The novelist John Bellairs, whose books were one of the great pleasures of my youth, wrote young-adult thrillers that could be usefully described as Middle American Catholic Gothic. Set in Minnesota and Michigan and Massachusetts in the 1950s, they featured wimpy nerdy heroes and tomboy heroines hanging out in weird old houses with crotchety professors and magician uncles, and plots in which some hodgepodge of ancient and medieval arcana was required to preempt the world-ending plans of wicked wizards and their demonic familiars.
As Eve Tushnet wrote in a recent essay on Bellairs for The University Bookman, the books were at once “creepy and cozy,” blending Eisenhower-era nostalgia and apocalyptic plot engines, using Catholic tradition superstitiously as a repository of white magic, and eschewing any kind of contemporary moral preachiness, any temptation to “make a point.” (Save, of course, the point that making bargains with demonic powers in order to hasten Ragnarok is ill advised.)
That makes them the sort of stories ripe for a disastrous updating at the hands of contemporary Hollywood. I expected the new adaptation of The House with a Clock in Its Walls, Bellairs’s most famous novel, to resemble the recent flop adaption of A Wrinkle in Time, which ditched Madeleine L’Engle’s ramshackle New England setting for upper-class, multicultural California, purged the book’s Christian themes in favor of an Oprahfied pantheism, and built an empty blockbuster with lots of bland affirmation and none of L’Engle’s prickly Protestant genius.
But I was wrong; the new House adaptation is impressively faithful to the spirit of its source material, from its Ovaltine-and-Studebakers historical setting — the fictional New Zebedee, Mich. — to its firm commitment to Bellairs’s quirky-Gothic style. It probably helps that the model for this movie is horror — a low-budget, no-frills, and conservative genre — rather than big-budget fantasy-adventure; indeed, the director is none other than Eli Roth, famous for making exploitation-horror movies so pornographic in their violence that while reviewing one of them I once expressed a desire to punch him in the face.
But now Roth has kids, and he’s decided to use his powers for the good — and so instead of interchangeable young tourists getting decapitated for sport, he gives us Jack Black interpreting apocalyptic blueprints using the Ovaltine decoder, and Cate Blanchett machine-gunning demonic pumpkins with a magical umbrella.
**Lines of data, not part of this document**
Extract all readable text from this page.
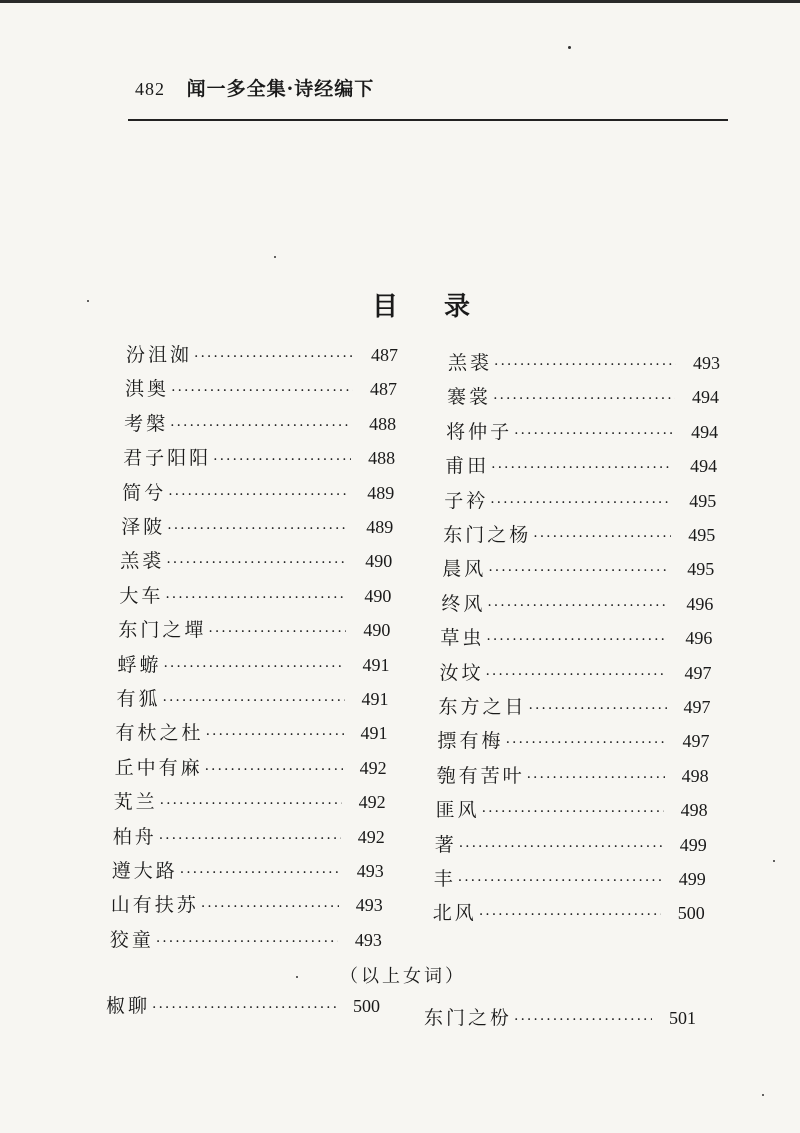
482 闻一多全集·诗经编下
目录
汾沮洳 ·····	487
淇奥 ·····	487
考槃 ·····	488
君子阳阳 ·····	488
简兮 ·····	489
泽陂 ·····	489
羔裘 ·····	490
大车 ·····	490
东门之墠 ·····	490
蜉蝣 ·····	491
有狐 ·····	491
有杕之杜 ·····	491
丘中有麻 ·····	492
芄兰 ·····	492
柏舟 ·····	492
遵大路 ·····	493
山有扶苏 ·····	493
狡童 ·····	493
羔裘 ·····	493
褰裳 ·····	494
将仲子 ·····	494
甫田 ·····	494
子衿 ·····	495
东门之杨 ·····	495
晨风 ·····	495
终风 ·····	496
草虫 ·····	496
汝坟 ·····	497
东方之日 ·····	497
摽有梅 ·····	497
匏有苦叶 ·····	498
匪风 ·····	498
著 ·····	499
丰 ·····	499
北风 ·····	500
（以上女词）
椒聊 ·····	500
东门之枌 ·····	501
Blanchett and Black play the insult-swapping Platonic odd couple — a warlock and a next-door-neighbor witch — to whom young Lewis Barnavelt (Owen Vaccaro) is dispatched following the untimely death of his parents. Black’s Uncle Jonathan lives in a grand old Victorian mansion that is obviously haunted 16 ways from Sunday, but in a silly kid-friendly way at first, with a friendly dog-like armchair, a flatulent hedge lion, and an extraordinary number of clocks. Only gradually do we learn that Lewis’s uncle is effectively house-sitting for a deceased dark wizard, Isaac Izard (Kyle MacLachlan, perfect), in order to scour the manse for a hidden magical clock that’s ticking down to . . . well, something very bad.
Unfortunately for the fate of the universe, Lewis is a bit of what the kids would call a spazz — not plump as in the books, but unathletic and goggle-wearing and uncool — and he’s desperate for the friendship of his new school’s alpha male, Tarby (Sunny Suljic). So he shows off by swiping a certain book from behind his uncle’s lock and key and carrying it off to a cemetery to perform a little light necromancy for Tarby’s edification — which, all too predictably, brings the not so dearly departed Izard calling and makes the clock situation go from dangerous to dire.
An apocalypse almost conjured because of an uncool kid’s grammar-school social unease is vintage Bellairs, and so is much else about the movie — the snap-crack-pop of the witch-and-warlock repartee, the late appearance of a demon out of the Book of Enoch, the elaborate, sumptuous Victoriana of the haunted house.
What doesn’t quite work is the star power of Blanchett and Black — he does too much mugging, she’s too regal for a character who’s supposed to feel like an immigrant eccentric — relative to the somewhat weaker candlepower of Vaccaro’s Lewis, who is a sweet and unassuming presence but not quite up to competing with his co-stars.
There is also just a bit too much of the kind of moralistic messaging — about families and tragedies and the power of love — that Bellairs’s books eschew, and also a little too much of a Hollywood sheen on everything, that glossy magazine-pictorial quality in which colors are bright and everything is clean and the kids’ skin looks like it’s been smoothed out for a photo shoot. This visual style is one thing House has in common with A Wrinkle in Time, and it’s unfortunate: Real childhood does not look like this, and in the gothic form especially there should be much more dirt and grime, more pimples and body fat, more shadows and cobwebs and dust than find their way into this version of New Zebedee.
But credit where it’s due: In an age of bloated maladaptions Roth has managed to make an adaptation that’s intimate, entertaining, and mostly faithful. No punches this time; for this one, I’d gladly shake his hand.